If I then write another query, for example, to identify customers that have a valid phone number, I might choose to copy and paste the above code and adjust it accordingly:

SELECT
Customers.CustomerID
FROM
Customers
INNER JOIN Phone_Numbers
ON Customers.CustomerID = Phone_Numbers.CustomerID
WHERE
Addresses.End_Date > CURRENT_TIMESTAMP

NOT all well and good. I missed the reference to "Addresses" in the WHERE condition and in doing so have created an accidental cartesian join and it's returning every customer that has had a phone number recorded (at some point) repeated for every address entry that is valid regardless of whether that address relates to the CustomerID or not!

I'm amazed that Teradata doesn't notify me of the massive error I've made. I should absolutely be getting a notification that I've used a table that hasn't been referenced in a FROM clause. When would the current behaviour ever be desirable?

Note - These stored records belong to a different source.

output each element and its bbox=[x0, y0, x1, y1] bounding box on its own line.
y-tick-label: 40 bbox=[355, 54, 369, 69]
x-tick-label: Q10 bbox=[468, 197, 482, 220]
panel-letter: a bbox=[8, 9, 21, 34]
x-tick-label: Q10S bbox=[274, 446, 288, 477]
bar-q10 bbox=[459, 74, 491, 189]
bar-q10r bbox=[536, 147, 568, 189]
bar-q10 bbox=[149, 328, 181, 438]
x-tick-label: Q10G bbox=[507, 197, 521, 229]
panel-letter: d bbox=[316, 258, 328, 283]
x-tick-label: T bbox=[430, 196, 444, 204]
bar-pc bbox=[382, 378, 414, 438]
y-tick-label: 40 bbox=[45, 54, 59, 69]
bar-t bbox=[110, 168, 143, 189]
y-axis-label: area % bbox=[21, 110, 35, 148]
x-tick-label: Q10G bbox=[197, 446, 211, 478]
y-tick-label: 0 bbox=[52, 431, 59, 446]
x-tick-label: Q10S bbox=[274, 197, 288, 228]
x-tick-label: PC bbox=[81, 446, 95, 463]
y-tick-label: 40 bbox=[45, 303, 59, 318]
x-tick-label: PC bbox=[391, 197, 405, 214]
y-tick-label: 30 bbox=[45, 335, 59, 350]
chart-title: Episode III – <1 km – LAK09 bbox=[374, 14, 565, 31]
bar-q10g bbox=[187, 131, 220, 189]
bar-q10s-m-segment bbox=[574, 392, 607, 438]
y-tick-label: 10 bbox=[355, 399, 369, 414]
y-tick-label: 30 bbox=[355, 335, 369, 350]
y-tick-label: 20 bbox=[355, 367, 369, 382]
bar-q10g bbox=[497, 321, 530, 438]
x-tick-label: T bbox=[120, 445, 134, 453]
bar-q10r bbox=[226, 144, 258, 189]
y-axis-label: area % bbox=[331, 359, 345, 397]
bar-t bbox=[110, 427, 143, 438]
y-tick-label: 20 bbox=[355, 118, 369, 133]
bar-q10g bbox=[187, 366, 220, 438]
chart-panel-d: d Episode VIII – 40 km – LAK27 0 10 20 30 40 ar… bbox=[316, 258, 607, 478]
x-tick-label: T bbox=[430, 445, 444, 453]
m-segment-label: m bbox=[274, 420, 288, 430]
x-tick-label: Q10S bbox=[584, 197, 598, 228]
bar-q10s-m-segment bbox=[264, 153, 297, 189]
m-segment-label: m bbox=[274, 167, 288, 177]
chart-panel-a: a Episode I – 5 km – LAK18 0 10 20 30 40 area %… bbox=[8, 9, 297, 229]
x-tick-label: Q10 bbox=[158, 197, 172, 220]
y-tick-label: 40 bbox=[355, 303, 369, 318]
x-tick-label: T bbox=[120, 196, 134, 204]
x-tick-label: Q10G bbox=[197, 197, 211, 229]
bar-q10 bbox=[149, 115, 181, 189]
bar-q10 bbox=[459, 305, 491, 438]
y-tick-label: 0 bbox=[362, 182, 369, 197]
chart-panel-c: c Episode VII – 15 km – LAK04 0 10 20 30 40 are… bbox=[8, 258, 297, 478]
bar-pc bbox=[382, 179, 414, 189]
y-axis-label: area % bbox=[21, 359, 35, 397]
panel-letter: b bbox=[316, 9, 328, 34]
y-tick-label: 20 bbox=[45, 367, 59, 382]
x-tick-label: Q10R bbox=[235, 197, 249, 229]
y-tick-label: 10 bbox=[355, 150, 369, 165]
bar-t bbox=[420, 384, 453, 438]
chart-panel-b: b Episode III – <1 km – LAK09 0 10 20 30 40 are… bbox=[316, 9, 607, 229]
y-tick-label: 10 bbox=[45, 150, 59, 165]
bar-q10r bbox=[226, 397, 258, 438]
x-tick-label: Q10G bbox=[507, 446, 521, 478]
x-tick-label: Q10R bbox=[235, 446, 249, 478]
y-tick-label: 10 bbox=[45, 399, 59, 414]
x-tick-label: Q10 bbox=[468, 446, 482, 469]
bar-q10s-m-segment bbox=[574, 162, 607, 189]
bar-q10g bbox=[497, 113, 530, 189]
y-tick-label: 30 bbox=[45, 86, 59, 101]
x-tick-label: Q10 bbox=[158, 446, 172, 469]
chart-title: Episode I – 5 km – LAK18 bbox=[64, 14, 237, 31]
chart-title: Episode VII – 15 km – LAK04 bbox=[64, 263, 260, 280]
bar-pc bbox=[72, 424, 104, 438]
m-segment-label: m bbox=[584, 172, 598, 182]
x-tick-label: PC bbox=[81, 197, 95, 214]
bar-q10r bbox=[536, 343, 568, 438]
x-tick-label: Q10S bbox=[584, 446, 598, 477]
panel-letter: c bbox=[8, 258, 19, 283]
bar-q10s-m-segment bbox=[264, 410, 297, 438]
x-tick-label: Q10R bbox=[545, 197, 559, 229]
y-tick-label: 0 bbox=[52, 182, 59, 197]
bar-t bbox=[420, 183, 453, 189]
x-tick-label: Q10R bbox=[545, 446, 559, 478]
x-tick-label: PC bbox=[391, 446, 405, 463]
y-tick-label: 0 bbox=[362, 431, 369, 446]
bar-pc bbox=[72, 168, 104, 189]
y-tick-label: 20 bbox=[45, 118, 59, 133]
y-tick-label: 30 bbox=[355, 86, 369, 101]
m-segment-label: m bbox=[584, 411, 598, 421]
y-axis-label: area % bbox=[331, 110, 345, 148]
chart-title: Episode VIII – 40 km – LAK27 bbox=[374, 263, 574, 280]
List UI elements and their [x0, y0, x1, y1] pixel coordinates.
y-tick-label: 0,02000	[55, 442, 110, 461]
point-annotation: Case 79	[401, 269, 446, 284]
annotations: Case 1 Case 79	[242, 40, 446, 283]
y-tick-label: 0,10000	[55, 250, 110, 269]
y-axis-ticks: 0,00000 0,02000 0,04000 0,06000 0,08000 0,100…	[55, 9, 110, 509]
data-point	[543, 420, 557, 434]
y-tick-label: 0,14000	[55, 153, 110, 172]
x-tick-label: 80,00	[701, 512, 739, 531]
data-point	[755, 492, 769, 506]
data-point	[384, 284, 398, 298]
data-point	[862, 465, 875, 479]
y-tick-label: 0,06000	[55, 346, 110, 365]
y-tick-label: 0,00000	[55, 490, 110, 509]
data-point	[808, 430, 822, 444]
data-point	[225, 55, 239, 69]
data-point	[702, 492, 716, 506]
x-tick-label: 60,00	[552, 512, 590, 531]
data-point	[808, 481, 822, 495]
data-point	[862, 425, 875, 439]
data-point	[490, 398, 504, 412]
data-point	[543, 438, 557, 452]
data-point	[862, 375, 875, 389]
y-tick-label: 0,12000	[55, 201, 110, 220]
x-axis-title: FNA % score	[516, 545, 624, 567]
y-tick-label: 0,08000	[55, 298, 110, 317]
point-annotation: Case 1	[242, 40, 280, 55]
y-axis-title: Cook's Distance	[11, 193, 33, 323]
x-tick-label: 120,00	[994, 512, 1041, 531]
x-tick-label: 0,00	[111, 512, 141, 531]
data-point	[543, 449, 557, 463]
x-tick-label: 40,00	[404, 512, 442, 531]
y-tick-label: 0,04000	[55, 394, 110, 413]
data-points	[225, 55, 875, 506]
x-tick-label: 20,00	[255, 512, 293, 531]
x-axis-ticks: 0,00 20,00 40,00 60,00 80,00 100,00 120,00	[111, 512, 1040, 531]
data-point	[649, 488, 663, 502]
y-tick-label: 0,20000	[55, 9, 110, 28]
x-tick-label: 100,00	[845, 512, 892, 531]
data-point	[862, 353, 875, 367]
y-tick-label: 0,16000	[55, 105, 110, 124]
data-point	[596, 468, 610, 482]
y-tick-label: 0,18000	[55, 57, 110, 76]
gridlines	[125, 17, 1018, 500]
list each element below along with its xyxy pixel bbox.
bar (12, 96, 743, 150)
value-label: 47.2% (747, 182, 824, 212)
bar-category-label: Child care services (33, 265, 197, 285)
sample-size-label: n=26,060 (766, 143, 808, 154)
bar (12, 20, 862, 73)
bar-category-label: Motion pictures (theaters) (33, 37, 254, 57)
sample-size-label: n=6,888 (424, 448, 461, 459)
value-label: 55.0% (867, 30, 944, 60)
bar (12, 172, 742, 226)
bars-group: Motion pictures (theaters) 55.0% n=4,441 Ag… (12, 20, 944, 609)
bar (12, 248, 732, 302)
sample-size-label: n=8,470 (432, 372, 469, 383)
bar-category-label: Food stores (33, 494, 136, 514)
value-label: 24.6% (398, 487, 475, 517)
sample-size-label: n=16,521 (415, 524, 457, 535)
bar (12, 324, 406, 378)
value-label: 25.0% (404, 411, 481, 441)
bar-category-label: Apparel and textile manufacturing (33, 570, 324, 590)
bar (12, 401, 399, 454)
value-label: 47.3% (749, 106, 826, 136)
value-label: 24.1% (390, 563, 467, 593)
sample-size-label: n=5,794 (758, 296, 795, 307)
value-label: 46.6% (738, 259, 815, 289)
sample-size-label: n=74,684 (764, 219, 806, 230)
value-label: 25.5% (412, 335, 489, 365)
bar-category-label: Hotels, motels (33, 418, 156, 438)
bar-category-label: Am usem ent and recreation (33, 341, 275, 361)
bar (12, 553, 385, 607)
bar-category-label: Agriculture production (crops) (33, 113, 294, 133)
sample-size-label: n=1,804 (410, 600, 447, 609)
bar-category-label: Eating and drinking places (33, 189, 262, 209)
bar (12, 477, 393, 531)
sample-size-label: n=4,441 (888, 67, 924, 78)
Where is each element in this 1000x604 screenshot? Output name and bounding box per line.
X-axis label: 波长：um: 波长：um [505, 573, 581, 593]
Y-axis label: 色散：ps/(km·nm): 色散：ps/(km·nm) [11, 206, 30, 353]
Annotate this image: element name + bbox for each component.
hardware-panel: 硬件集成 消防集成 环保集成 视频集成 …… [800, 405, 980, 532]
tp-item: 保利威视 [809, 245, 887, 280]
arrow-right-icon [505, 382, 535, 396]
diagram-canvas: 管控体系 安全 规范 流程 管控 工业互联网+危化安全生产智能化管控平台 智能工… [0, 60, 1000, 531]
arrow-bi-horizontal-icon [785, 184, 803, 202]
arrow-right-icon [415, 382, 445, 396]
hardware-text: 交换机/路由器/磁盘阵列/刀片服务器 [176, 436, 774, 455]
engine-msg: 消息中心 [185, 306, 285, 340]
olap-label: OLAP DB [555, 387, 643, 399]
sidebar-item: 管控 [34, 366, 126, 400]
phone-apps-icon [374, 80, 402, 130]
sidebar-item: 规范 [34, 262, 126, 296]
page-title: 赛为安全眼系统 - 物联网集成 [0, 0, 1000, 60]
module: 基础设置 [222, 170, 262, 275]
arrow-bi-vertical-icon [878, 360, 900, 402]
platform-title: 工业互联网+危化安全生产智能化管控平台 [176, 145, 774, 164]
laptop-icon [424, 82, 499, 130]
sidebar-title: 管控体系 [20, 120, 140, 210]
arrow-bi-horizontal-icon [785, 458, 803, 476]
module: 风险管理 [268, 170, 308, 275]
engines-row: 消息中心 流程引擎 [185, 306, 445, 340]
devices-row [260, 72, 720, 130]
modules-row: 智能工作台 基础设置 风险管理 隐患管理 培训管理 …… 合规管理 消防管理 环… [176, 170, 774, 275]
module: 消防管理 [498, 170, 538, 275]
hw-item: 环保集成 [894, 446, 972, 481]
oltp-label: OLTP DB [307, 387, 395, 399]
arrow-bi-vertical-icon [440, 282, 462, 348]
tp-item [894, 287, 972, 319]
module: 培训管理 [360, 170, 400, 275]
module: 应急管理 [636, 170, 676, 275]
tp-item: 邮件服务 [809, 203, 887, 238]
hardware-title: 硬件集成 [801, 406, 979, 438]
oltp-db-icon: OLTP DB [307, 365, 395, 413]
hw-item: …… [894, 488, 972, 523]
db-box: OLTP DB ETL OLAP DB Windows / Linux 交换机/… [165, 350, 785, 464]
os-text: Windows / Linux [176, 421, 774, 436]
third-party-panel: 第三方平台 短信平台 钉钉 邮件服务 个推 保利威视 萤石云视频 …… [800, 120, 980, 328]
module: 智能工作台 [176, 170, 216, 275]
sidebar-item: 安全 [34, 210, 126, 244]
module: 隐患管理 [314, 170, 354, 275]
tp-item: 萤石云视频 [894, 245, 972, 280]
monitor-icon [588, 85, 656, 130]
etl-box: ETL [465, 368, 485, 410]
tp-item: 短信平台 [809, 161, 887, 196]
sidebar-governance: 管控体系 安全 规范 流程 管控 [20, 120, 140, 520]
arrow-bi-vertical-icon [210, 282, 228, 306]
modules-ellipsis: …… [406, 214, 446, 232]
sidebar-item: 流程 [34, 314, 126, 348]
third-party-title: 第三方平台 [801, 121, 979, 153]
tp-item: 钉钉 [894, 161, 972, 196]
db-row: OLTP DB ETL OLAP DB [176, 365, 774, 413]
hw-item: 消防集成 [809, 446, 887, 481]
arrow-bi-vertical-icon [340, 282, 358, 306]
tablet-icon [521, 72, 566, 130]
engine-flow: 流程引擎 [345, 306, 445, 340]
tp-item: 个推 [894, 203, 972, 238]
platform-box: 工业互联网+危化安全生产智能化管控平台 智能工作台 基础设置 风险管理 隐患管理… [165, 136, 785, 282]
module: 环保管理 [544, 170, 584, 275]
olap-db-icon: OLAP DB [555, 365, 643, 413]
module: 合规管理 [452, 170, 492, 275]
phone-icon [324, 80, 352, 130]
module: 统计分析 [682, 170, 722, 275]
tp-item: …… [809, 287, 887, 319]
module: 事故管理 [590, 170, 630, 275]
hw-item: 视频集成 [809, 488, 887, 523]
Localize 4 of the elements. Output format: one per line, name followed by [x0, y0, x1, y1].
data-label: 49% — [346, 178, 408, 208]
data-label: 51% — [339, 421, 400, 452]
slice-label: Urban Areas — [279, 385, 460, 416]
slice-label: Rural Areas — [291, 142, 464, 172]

This bug isn't limited to WHERE conditions, it will occur if you reference a table in the SELECT portion. It will also occur if you use an alias in the FROM clause but fail to use it elsewhere.

I could only find a couple of other references to it:

http://www.scribd.com/doc/78503320/43/Answer (page 93)

http://itpro420.blogspot.com.au/2010/07/teradata-optimizer-anomaly-to-beware-of.html

Has anyone else on these forums encountered this issue? How does one go about requesting that it be fixed?

2 REPLIES
Senior Apprentice

Re: Accidental Cartesian Join Bug

This is a well known artifact, it's usually encoutered when you forget to use an alias name.

Teradata was implemented before there was Standard SQL, the initial query language was called (AFAIK) TEQUEL (TEradata QUEry Language), whose syntax didn't require to list tables within FROM.

A simple "RETRIEVE Adresses.EndDate" carried enough information for the Parser to resolve tablename and columnname (RETRIEVE is still allowed in BTEQ, only SQL Assistant complains about "invalid query" and refuses to submit it).

When they switched to Standard SQL this old syntax was not removed, IMHO there should be a switch to disable it.

Dieter

Enthusiast

Re: Accidental Cartesian Join Bug

Are there any plans to fix this "feature" or provide a way to disable it as Dieter suggests?